Academias de fútbol en Chico Alto, Bogotá – Guía 2026
La Calle 106 sube hacia el cerro atravesando Chico Alto, y esa pendiente termina siendo el hilo conductor de las cinco categorías nuevas de esta ronda: donde hay cuesta real, el barrio ya tiene algo consolidado (bootcamp); donde se necesita local comercial propio, la respuesta casi siempre es cruzar hacia un vecino.
El barrio es residencial puro, sin un solo bar ni centro comercial grande, con gymns privados dentro de casi todos los conjuntos de estrato 6 y un puñado de boutiques de pilates Reformer y yoga sobre la Cra 11 y la Cra 15 — un perfil que explica por qué acá no hay box de CrossFit ni escuela de boxeo, y tampoco academia de baile ni cancha de fútbol propias.
Fútbol y baile con estructura formal dependen casi por completo de lo que ofrezcan los vecinos del eje o el resto de la localidad; ciclismo de club y running encuentran mejor terreno en la propia cuesta del barrio, siempre que el residente entienda que acá se entrena en la calle, no en un local con nombre en la puerta.
El cliente típico de Chico Alto —adulto de 40 a 65 años, poder adquisitivo alto, agenda que prioriza el entrenador a domicilio sobre la clase pública— convierte cada una de estas cinco páginas en una pregunta de logística: ¿se resuelve en el propio conjunto, en la cuesta de la calle, o hay que bajar al vecino de siempre?
Chico Alto, como buena parte de la franja alta del eje Chico, no tiene una sola cancha de fútbol dentro de su perímetro — el terreno se ocupó por completo con conjuntos residenciales de baja densidad, y ni siquiera queda el lote irregular que en otros barrios permite improvisar una sintética pequeña.

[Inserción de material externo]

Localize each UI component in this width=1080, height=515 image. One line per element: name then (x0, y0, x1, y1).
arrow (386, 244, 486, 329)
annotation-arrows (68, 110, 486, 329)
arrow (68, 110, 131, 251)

Los vecinos inmediatos tampoco resuelven el vacío: ni Chico Norte ni El Chicó, ambos igual de residenciales, documentan cancha propia. La referencia real queda más lejos, en el corredor de canchas sintéticas cerca de la Calle 116 y la Carrera Novena que sostiene buena parte del fútbol 5 recreativo de toda la localidad de Usaquén.
Llegar hasta ahí desde Chico Alto implica un trayecto en carro de varios minutos, casi siempre cuesta abajo desde la franja alta del barrio — la mayoría de los residentes que juegan con regularidad ya lo asumen como parte fija de la rutina semanal, no como un inconveniente puntual.
Para las familias que buscan escuela infantil con liga de fin de semana, la respuesta honesta es que ni Chico Alto ni su entorno inmediato la tienen; los programas del IDRD y los polideportivos públicos del norte de la ciudad siguen siendo la alternativa real, y conviene empezar a buscar directamente ahí en lugar de esperar que el barrio genere esa oferta.
Preguntas frecuentes — Academias de fútbol en Chico Alto
¿Hay canchas de fútbol en Chico Alto?+
No, el terreno del barrio está ocupado por completo con conjuntos residenciales de baja densidad y no queda lote disponible para cancha propia.
¿Los vecinos de Chico Alto tienen cancha de fútbol?+
No — ni Chico Norte ni El Chicó documentan cancha propia. La referencia real está más lejos, en el corredor sintético cerca de la Calle 116 y la Carrera Novena.
¿Cómo se llega a jugar fútbol desde Chico Alto?+
En carro, casi siempre cuesta abajo desde la franja alta del barrio hasta el eje de canchas sintéticas de Usaquén — un trayecto que los jugadores habituales ya asumen como parte fija de la semana.
¿Hay escuelas de fútbol infantil cerca de Chico Alto?+
No, ni en el barrio ni en su entorno inmediato. Los programas del IDRD y los polideportivos públicos del norte de la ciudad son la alternativa real para las familias.
Chico Alto por categoría
Desde Chico Alto, calcula el trayecto en carro hasta las sintéticas de la Novena antes de reservar hora — la cuesta de bajada engaña el tiempo real y llegas más apretado de lo que calculaste.